Although the LSCV gives better bandwidth than normal referencing or oversmoothing, it is computationally heavy since it requires $n^2$ order of operations. To relieve the computational stress, $k$-fold LSCV was devised.

Instead of using “leave-one-out” density estimate $\hat p_{-i},$ $k$-fold LSCV uses “leave-many-out” estimate $\hat p_{A_i}.$ Formal definition is as follows: let $A_1,\cdots,A_k$ be a partition of the index set $\{1,2,\cdots,n\},$ and define

\[\hat p_{-A_i} := \left( \sum_{i=1}^n \mathbf{1}(i \notin A_i) \right)^{-1} \sum_{i \in A_i} K_h(x-X_i).\]
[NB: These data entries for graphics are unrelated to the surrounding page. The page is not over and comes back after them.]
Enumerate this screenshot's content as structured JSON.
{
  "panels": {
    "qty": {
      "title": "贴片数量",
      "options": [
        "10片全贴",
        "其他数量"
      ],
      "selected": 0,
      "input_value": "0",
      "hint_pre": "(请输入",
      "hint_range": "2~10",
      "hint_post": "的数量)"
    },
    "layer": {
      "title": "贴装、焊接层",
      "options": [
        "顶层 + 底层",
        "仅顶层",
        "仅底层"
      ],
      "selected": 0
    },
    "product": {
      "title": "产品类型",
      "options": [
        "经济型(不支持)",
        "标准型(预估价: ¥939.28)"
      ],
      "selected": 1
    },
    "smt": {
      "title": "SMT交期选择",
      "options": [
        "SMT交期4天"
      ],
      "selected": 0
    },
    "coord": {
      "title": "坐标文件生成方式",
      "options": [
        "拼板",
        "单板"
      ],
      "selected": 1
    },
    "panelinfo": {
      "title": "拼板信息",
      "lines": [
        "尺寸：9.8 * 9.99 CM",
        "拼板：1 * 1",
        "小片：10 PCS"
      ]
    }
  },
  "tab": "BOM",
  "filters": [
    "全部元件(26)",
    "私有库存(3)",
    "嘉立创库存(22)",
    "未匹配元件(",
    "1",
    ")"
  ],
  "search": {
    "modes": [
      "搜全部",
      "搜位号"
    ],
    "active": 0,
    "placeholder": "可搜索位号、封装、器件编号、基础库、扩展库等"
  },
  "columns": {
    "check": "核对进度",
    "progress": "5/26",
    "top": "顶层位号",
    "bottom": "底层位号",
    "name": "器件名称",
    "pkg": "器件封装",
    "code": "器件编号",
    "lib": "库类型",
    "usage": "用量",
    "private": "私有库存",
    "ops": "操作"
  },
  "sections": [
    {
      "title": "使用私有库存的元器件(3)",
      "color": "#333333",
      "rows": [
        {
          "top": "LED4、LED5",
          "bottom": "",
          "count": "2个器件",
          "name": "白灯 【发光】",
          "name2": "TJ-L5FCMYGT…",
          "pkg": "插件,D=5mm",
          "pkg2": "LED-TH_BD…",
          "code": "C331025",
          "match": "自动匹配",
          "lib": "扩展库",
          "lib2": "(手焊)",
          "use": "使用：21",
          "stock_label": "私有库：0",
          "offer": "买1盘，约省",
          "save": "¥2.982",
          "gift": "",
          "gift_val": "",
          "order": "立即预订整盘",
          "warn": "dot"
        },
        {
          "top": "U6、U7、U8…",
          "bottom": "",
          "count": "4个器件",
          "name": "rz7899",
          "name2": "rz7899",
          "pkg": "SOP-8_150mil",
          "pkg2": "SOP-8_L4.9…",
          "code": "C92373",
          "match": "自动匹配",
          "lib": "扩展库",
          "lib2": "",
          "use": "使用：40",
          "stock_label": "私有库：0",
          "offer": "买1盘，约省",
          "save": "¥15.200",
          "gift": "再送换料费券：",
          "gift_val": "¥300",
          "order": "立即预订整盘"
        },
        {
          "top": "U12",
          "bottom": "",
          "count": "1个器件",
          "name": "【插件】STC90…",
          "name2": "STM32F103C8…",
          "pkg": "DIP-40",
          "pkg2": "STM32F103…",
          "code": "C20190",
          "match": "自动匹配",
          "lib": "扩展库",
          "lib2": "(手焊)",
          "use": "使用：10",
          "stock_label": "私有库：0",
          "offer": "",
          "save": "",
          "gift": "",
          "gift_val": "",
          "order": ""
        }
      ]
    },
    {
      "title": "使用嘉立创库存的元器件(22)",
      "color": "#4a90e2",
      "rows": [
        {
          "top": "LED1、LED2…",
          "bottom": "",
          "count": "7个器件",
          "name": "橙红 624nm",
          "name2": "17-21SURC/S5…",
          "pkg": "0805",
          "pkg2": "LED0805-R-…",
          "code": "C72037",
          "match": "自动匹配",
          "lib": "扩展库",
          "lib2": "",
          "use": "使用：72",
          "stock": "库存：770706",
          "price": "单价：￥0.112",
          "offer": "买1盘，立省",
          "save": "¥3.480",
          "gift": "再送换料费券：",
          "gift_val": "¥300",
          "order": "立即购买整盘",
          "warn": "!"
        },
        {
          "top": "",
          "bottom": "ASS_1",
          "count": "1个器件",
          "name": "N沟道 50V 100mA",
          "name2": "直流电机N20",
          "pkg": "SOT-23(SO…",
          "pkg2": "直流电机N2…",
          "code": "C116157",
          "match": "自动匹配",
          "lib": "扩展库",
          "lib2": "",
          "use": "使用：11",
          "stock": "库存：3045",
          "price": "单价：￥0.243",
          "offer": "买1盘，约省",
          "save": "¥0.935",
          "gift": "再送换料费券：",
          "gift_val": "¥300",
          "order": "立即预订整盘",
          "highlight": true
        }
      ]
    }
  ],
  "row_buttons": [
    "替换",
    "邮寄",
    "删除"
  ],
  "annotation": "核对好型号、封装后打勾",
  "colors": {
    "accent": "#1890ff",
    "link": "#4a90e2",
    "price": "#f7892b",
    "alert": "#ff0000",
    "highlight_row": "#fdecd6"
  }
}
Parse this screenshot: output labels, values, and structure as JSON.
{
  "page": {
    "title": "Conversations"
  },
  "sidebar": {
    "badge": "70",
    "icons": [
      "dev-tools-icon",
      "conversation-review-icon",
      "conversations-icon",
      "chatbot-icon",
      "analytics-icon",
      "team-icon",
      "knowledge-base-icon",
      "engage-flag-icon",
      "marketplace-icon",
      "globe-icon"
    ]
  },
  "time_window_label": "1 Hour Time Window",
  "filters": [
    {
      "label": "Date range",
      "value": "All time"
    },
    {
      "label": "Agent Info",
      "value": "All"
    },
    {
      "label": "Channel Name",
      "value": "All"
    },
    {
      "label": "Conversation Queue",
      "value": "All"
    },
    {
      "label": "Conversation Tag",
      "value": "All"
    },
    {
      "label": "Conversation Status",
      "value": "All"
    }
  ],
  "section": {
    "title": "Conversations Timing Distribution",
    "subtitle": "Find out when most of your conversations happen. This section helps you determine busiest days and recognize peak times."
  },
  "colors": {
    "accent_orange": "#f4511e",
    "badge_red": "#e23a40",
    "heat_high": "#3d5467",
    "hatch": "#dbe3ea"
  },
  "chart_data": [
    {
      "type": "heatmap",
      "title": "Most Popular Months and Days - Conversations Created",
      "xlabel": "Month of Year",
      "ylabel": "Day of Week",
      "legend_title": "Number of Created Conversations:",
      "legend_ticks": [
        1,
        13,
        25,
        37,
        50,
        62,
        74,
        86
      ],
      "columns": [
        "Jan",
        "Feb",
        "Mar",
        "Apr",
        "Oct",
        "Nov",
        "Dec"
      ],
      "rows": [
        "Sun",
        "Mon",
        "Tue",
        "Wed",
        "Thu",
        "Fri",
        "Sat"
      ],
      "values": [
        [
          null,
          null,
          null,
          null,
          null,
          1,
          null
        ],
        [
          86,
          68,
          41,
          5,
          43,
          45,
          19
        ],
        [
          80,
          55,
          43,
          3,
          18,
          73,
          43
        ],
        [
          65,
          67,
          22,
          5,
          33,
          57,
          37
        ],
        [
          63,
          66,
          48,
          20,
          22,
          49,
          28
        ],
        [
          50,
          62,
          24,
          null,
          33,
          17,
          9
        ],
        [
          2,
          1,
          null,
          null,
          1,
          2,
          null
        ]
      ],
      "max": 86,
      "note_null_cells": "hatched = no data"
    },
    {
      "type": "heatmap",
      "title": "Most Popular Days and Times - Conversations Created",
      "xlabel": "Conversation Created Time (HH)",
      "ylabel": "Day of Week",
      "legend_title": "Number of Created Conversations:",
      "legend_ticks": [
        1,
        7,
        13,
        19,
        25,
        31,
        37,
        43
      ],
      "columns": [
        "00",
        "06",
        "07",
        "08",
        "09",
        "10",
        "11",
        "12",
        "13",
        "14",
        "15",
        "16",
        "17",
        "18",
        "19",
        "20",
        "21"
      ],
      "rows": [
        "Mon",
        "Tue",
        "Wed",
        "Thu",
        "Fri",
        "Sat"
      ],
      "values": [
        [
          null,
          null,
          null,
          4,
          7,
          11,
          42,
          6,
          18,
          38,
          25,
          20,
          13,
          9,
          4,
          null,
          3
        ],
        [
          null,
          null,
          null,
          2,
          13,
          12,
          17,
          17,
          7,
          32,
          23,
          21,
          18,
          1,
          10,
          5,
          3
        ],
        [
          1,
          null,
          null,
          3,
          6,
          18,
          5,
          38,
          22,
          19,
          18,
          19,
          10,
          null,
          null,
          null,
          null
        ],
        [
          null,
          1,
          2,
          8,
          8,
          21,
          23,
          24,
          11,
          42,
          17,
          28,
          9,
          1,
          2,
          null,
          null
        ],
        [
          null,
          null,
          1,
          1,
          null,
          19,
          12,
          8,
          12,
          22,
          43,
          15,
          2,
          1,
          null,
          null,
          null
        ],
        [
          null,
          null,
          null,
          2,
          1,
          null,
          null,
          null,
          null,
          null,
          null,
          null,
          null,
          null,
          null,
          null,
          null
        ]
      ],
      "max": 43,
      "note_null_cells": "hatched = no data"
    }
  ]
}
$k$-fold LSCV is defined accordingly.

\[\text{LSCV}^\text{$k$-fold}(h) = \int \hat p(x)^2 dx - \frac{2}{k} \sum_{l=1}^k \left( \left(\sum_{i=1}^n \mathbf{1}(i \in A_l)\right )^{-1} \sum_{i \in A_l} \hat p_{-A_l}(X_i) \right).\]

Notice that now linear order ($\sim N$) of computation is enough since $k$ is prespecified (mostly, $k=5$ for $10$). $E \left[ \text{LSCV}^\text{$k$-fold}(h) \right]$ is the same as in standard LSCV. Finally, $k$-fold LSCV selector is

\[\hat h_\text{LSCV}^\text{$k$-fold} = \argmin_{h>0} \text{LSCV}^\text{$k$-fold}(h).\]


Other selectors

Biased cross-validation

Biased cross-validation (BCV) is a hybrid of normal reference-type plug in selector and LSCV-type cross validation selector. Recall that the bias expansion gives

\[\text{AMISE} = \frac{1}{4}h^4 \mu_2(K)^2 \int (p'')^2 + \frac{1}{nh} \int K^2\]

The idea of BCV is to replace $\int (p’’)^2$ by

\[\int (\hat p'')^2 = \frac{1}{n^2} \sum_{i=1}^n \sum_{j=1}^n K_h'' * K_h'' (X_i-X_j)\]

to get

\[\text{BCV}(h) = \frac{1}{4}h^4 \mu_2(K)^2 \int (\hat p'')^2 + \frac{1}{nh} \int K^2.\]

(The proof is the same as in LSCV.) $\hat h_\text{BCV}$ is defined as a minimizer of BCV.


Selectors that converges faster

One can show that LSCV and BCV selector both converge unbearably slowly to the true $h_\text{opt}$:

\[\left( \frac{\hat h_\text{LSCV}}{h_\text{opt}} - 1 \right) n^{1/10} \overset{\text{d}}{\to} \mathcal{N}(0, \sigma^2_\text{LSCV}).\]

That is the order of $n^{1/10}$: to make $n^{1/10}$ grow from 0 to 2, a thousand of samples is required! As remedies of this problem, solve-the-equation rule ($\sim n^{4/13},$ later improved to $\sim n^{5/14}$) and smoothed CV ($\sim n^{1/2}$) selectors are proposed.


References

  • Nonparametric Function Estimation (Spring, 2021) @ Seoul National University, Republic of Korea (instructor: Prof. Byeong U. Park).
  • Nonparametric Statistics, by Eduardo García Portugués.